Continual learning (CL) enables models to learn sequentially from non-stationary data without catastrophic forgetting, which is critical for real-world applications such as robotics and embedded systems. However, implementing CL on edge devices remains challenging due to limited
...
Continual learning (CL) enables models to learn sequentially from non-stationary data without catastrophic forgetting, which is critical for real-world applications such as robotics and embedded systems. However, implementing CL on edge devices remains challenging due to limited memory and computational resources. Replay-based methods, while effective for CL, impose large memory overheads for storing replay samples.
This thesis proposes a compressed latent replay (CLR) framework to enable memory-efficient on-chip CL for both deep neural networks (DNNs) and spiking neural networks (SNNs). The algorithmic design integrates spatial compression via autoencoders to reduce latent dimensionality, temporal compression via spike counting and binning to exploit SNN sparsity, and their two-dimensional combination for further memory reduction. Experiments on MNIST and SHD validate the software framework. On MNIST, two-dimensional compression (TW=20, dim_latent=20) preserves accuracy (89.0% vs 88.0% uncompressed) while reducing replay storage from 245 KB to 62.81 KB, corresponding to 25.6% of the baseline. When the number of replay samples increases, the advantage becomes more pronounced; with 256 samples per class the footprint is 64.37 KB versus 490 KB, corresponding to 13.1% of the uncompressed baseline. On SHD, temporal spike counting maintains strong accuracy under compression and outperforms binning.
To validate system-level feasibility, two FPGA accelerators were implemented on the AMD Kria KV260 with DMA over AXI and AXI-Stream: a Time Decoder and a sparse FC accelerator that supports hardware forward propagation with software backpropagation. The Time Decoder shortens the decoding of 128 × 5 temporally compressed spike sequences from 17.4 s on the Cortex-A53 to 1.2 s (~14.5×). The FC accelerator reduces per-FC computation time on a 784 × 64 layer with batch 128 from 2.240 ms (CPU) to 1.108 ms (P=16) and 0.323 ms (P=64), yielding up to 6.94× speedup. End-to-end latency remains higher due to CPU-side preprocessing and data movement. Resource usage meets KV260 limits, with logic and DSP utilization remaining moderate, while BRAM is the dominant constraint at higher parallelism.
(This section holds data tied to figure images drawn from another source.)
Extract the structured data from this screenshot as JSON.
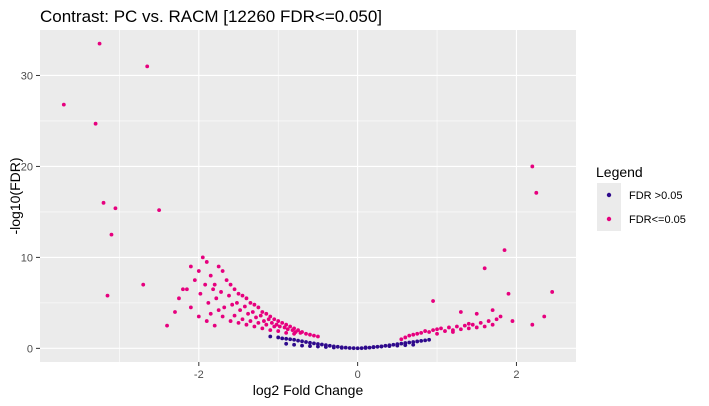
{
  "chart_data": {
    "type": "scatter",
    "title": "Contrast: PC vs. RACM  [12260 FDR<=0.050]",
    "xlabel": "log2 Fold Change",
    "ylabel": "-log10(FDR)",
    "xlim": [
      -4.0,
      2.75
    ],
    "ylim": [
      -1.5,
      35
    ],
    "x_ticks": [
      -2,
      0,
      2
    ],
    "x_tick_labels": [
      "-2",
      "0",
      "2"
    ],
    "y_ticks": [
      0,
      10,
      20,
      30
    ],
    "y_tick_labels": [
      "0",
      "10",
      "20",
      "30"
    ],
    "grid": true,
    "legend": {
      "title": "Legend",
      "placement": "right",
      "entries": [
        {
          "label": "FDR >0.05",
          "color": "#2e0a8c"
        },
        {
          "label": "FDR<=0.05",
          "color": "#e6007e"
        }
      ]
    },
    "series": [
      {
        "name": "FDR >0.05",
        "color": "#2e0a8c",
        "description_points": "dense curve of non-significant genes near the origin",
        "x": [
          -1.1,
          -1.0,
          -0.95,
          -0.9,
          -0.85,
          -0.8,
          -0.75,
          -0.7,
          -0.65,
          -0.6,
          -0.55,
          -0.5,
          -0.45,
          -0.4,
          -0.35,
          -0.3,
          -0.25,
          -0.2,
          -0.15,
          -0.1,
          -0.05,
          0.0,
          0.05,
          0.1,
          0.15,
          0.2,
          0.25,
          0.3,
          0.35,
          0.4,
          0.45,
          0.5,
          0.55,
          0.6,
          0.65,
          0.7,
          0.75,
          0.8,
          0.85,
          0.9,
          -0.9,
          -0.8,
          -0.7,
          -0.6,
          -0.5,
          -0.4,
          -0.3,
          -0.2,
          0.1,
          0.2,
          0.3,
          0.4,
          0.5,
          0.6,
          0.7
        ],
        "y": [
          1.3,
          1.2,
          1.1,
          1.05,
          1.0,
          0.95,
          0.85,
          0.78,
          0.7,
          0.62,
          0.55,
          0.48,
          0.42,
          0.35,
          0.28,
          0.22,
          0.17,
          0.12,
          0.08,
          0.04,
          0.02,
          0.01,
          0.02,
          0.04,
          0.08,
          0.12,
          0.17,
          0.22,
          0.28,
          0.34,
          0.4,
          0.46,
          0.52,
          0.58,
          0.64,
          0.7,
          0.76,
          0.82,
          0.88,
          0.94,
          0.5,
          0.4,
          0.3,
          0.25,
          0.2,
          0.15,
          0.1,
          0.05,
          0.1,
          0.15,
          0.2,
          0.25,
          0.3,
          0.35,
          0.4
        ]
      },
      {
        "name": "FDR<=0.05",
        "color": "#e6007e",
        "x": [
          -3.7,
          -3.3,
          -3.25,
          -3.2,
          -3.15,
          -3.1,
          -3.05,
          -2.65,
          -2.7,
          -2.5,
          -2.2,
          -2.1,
          -2.0,
          -1.95,
          -1.9,
          -1.85,
          -1.8,
          -1.75,
          -1.7,
          -1.65,
          -1.6,
          -1.55,
          -1.5,
          -1.45,
          -1.4,
          -1.35,
          -1.3,
          -1.25,
          -1.2,
          -1.15,
          -1.1,
          -1.05,
          -1.0,
          -0.95,
          -0.9,
          -0.85,
          -0.8,
          -0.75,
          -0.7,
          -0.65,
          -0.6,
          -0.55,
          -0.5,
          -2.3,
          -2.25,
          -2.15,
          -2.05,
          -1.98,
          -1.92,
          -1.88,
          -1.82,
          -1.78,
          -1.72,
          -1.68,
          -1.62,
          -1.58,
          -1.52,
          -1.48,
          -1.42,
          -1.38,
          -1.32,
          -1.28,
          -1.22,
          -1.18,
          -1.12,
          -1.08,
          -1.02,
          -0.98,
          -0.92,
          -0.88,
          -0.82,
          -0.78,
          -0.72,
          -2.0,
          -1.9,
          -1.8,
          -1.7,
          -1.6,
          -1.5,
          -1.4,
          -1.3,
          -1.2,
          -1.1,
          -1.0,
          -0.9,
          -0.8,
          -2.4,
          -2.1,
          -1.85,
          -1.75,
          -1.55,
          -1.45,
          -1.35,
          -1.25,
          -1.15,
          -1.05,
          0.55,
          0.6,
          0.65,
          0.7,
          0.75,
          0.8,
          0.85,
          0.9,
          0.95,
          1.0,
          1.05,
          1.1,
          1.15,
          1.2,
          1.25,
          1.3,
          1.35,
          1.4,
          1.45,
          1.5,
          1.55,
          1.6,
          1.65,
          1.7,
          1.75,
          1.8,
          0.95,
          1.3,
          1.5,
          1.6,
          1.85,
          1.9,
          1.95,
          2.2,
          2.25,
          2.35,
          2.45,
          2.2,
          1.0,
          1.2,
          1.4,
          1.7
        ],
        "y": [
          26.8,
          24.7,
          33.5,
          16.0,
          5.8,
          12.5,
          15.4,
          31.0,
          7.0,
          15.2,
          6.5,
          9.0,
          8.5,
          10.0,
          9.5,
          8.0,
          7.0,
          9.0,
          8.5,
          7.5,
          7.0,
          6.5,
          6.0,
          5.8,
          5.5,
          5.0,
          4.8,
          4.5,
          4.0,
          3.8,
          3.5,
          3.2,
          3.0,
          2.8,
          2.6,
          2.4,
          2.2,
          2.0,
          1.8,
          1.6,
          1.5,
          1.4,
          1.3,
          4.0,
          5.5,
          6.5,
          7.5,
          6.0,
          7.0,
          5.0,
          6.5,
          5.5,
          6.2,
          4.5,
          5.8,
          4.8,
          5.0,
          4.2,
          4.6,
          3.8,
          4.0,
          3.4,
          3.6,
          3.0,
          3.2,
          2.8,
          2.6,
          2.4,
          2.3,
          2.1,
          2.0,
          1.8,
          1.7,
          3.5,
          3.0,
          2.5,
          3.5,
          3.0,
          2.8,
          2.6,
          2.4,
          2.2,
          2.0,
          1.9,
          1.7,
          1.6,
          2.5,
          4.5,
          3.8,
          4.2,
          3.6,
          3.2,
          3.0,
          2.8,
          2.6,
          2.4,
          1.0,
          1.2,
          1.4,
          1.5,
          1.6,
          1.7,
          1.9,
          1.8,
          2.0,
          2.1,
          2.2,
          1.9,
          2.3,
          2.0,
          2.4,
          2.1,
          2.5,
          2.2,
          2.6,
          2.3,
          2.8,
          2.4,
          3.0,
          2.6,
          3.2,
          3.5,
          5.2,
          4.0,
          3.8,
          8.8,
          10.8,
          6.0,
          3.0,
          20.0,
          17.1,
          3.5,
          6.2,
          2.6,
          1.6,
          1.8,
          2.7,
          4.2
        ]
      }
    ]
  }
}
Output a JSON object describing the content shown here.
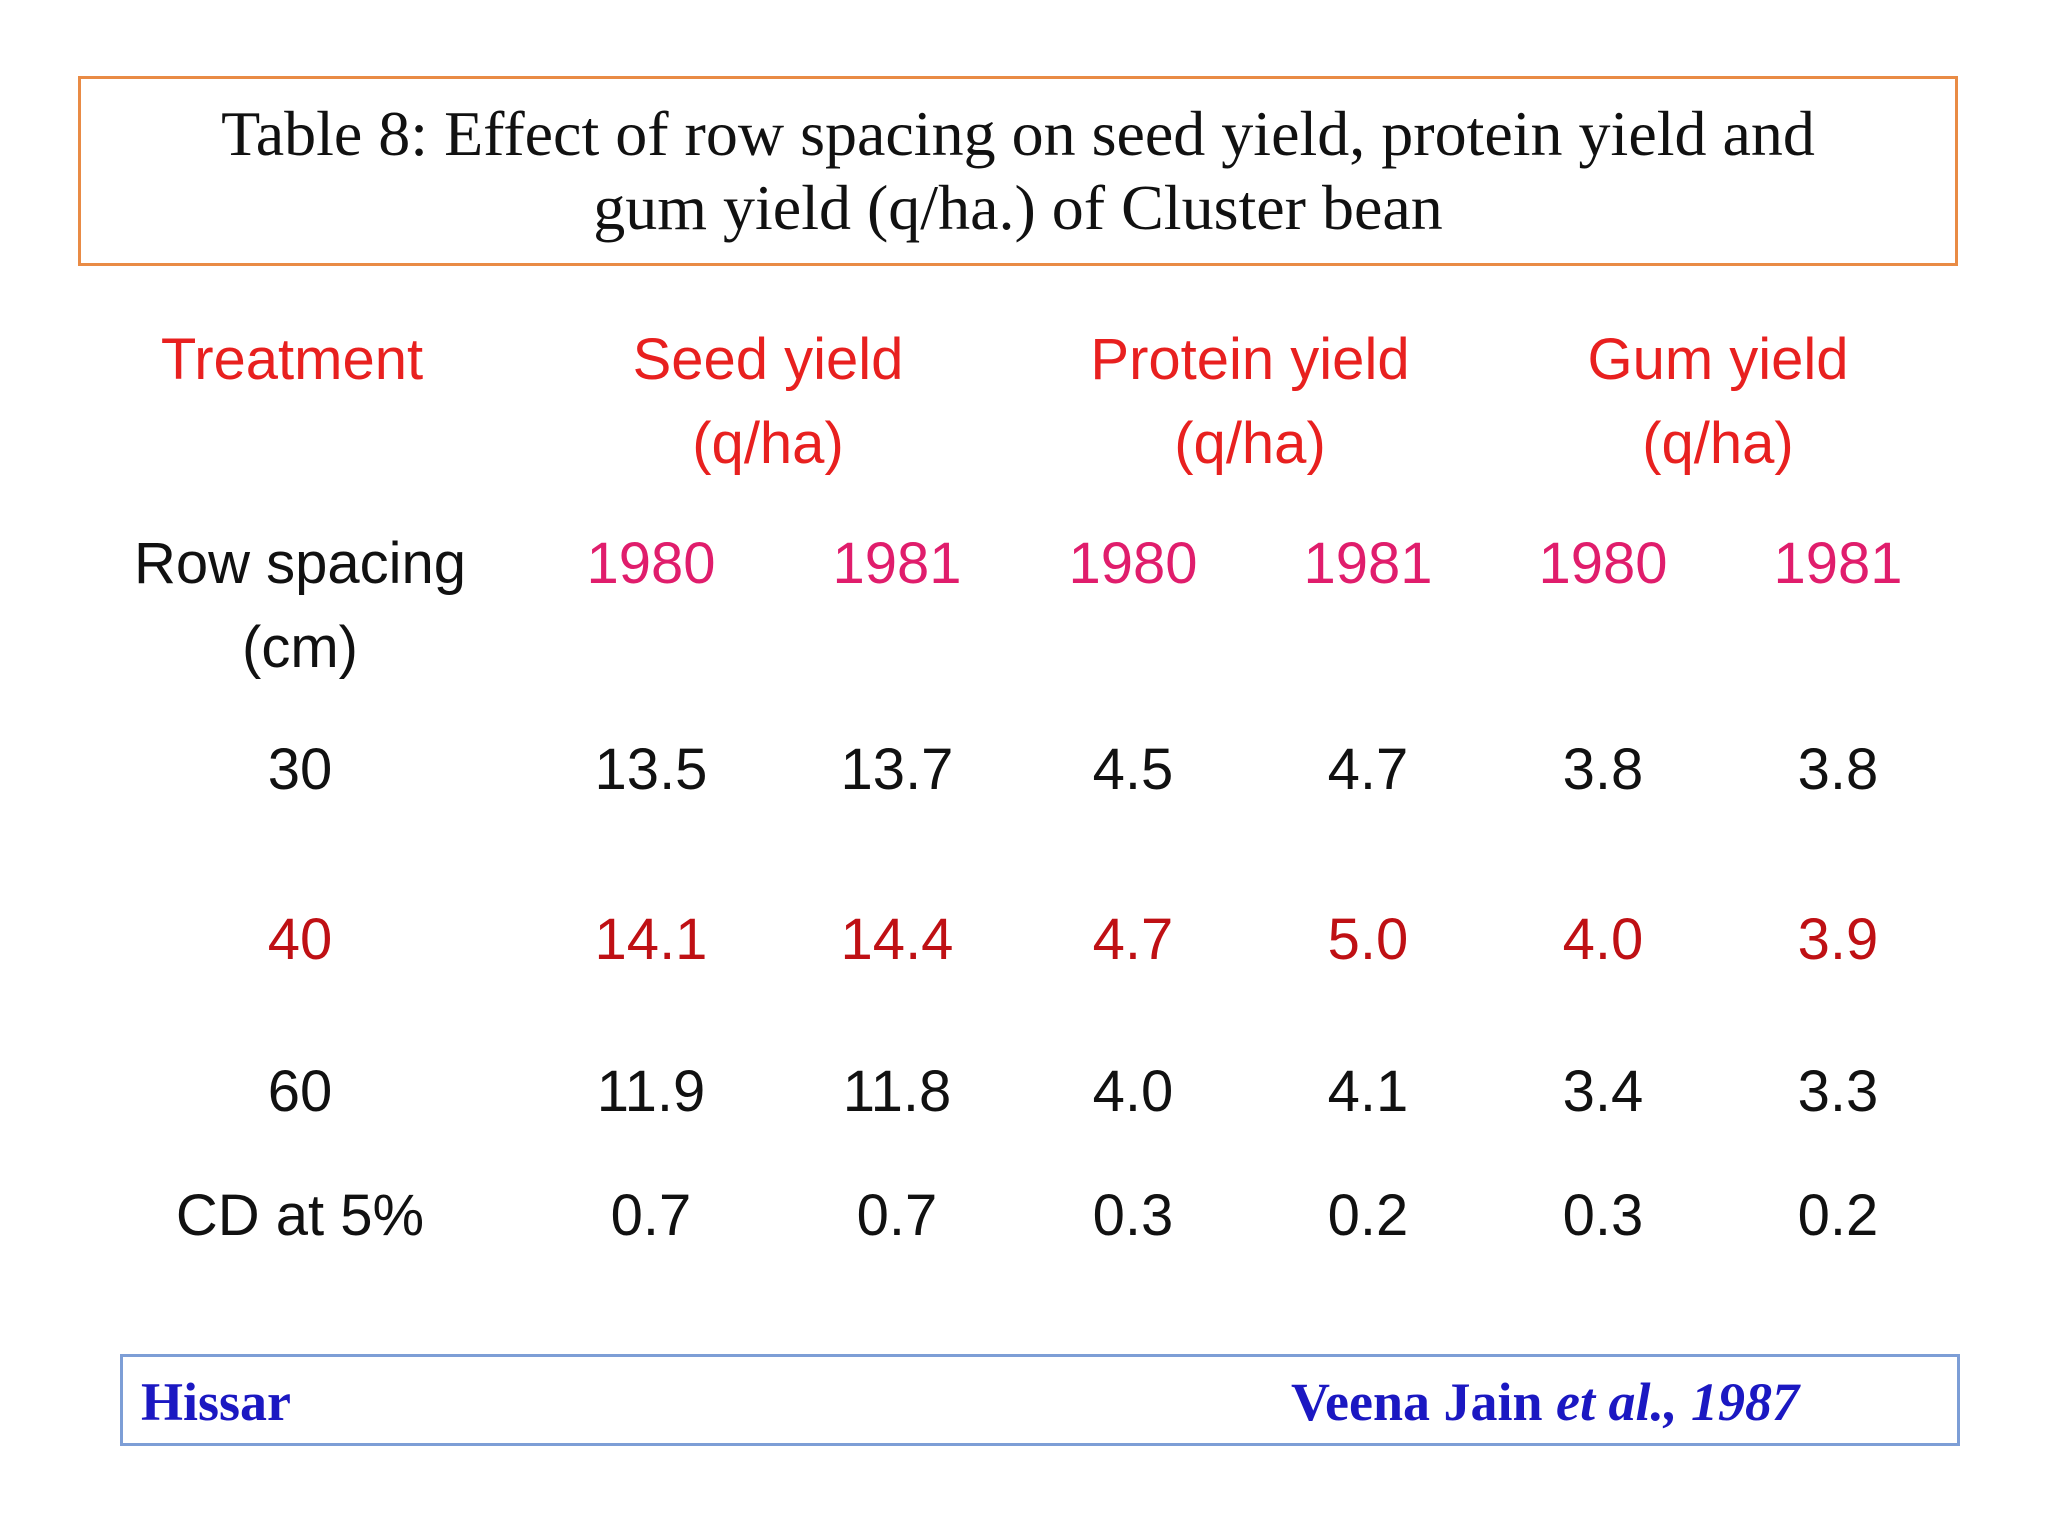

Overall, this work shows that CLR combined with FPGA acceleration and hardware forward with software backpropagation is a practical and scalable route to on-device CL in edge AI systems. Potential extensions include quantized autoencoders, sparsity-aware BRAM allocation for edge-realistic temporal datasets, pipelined or PL side preprocessing to reduce end-to-end latency to strengthen deployment feasibility.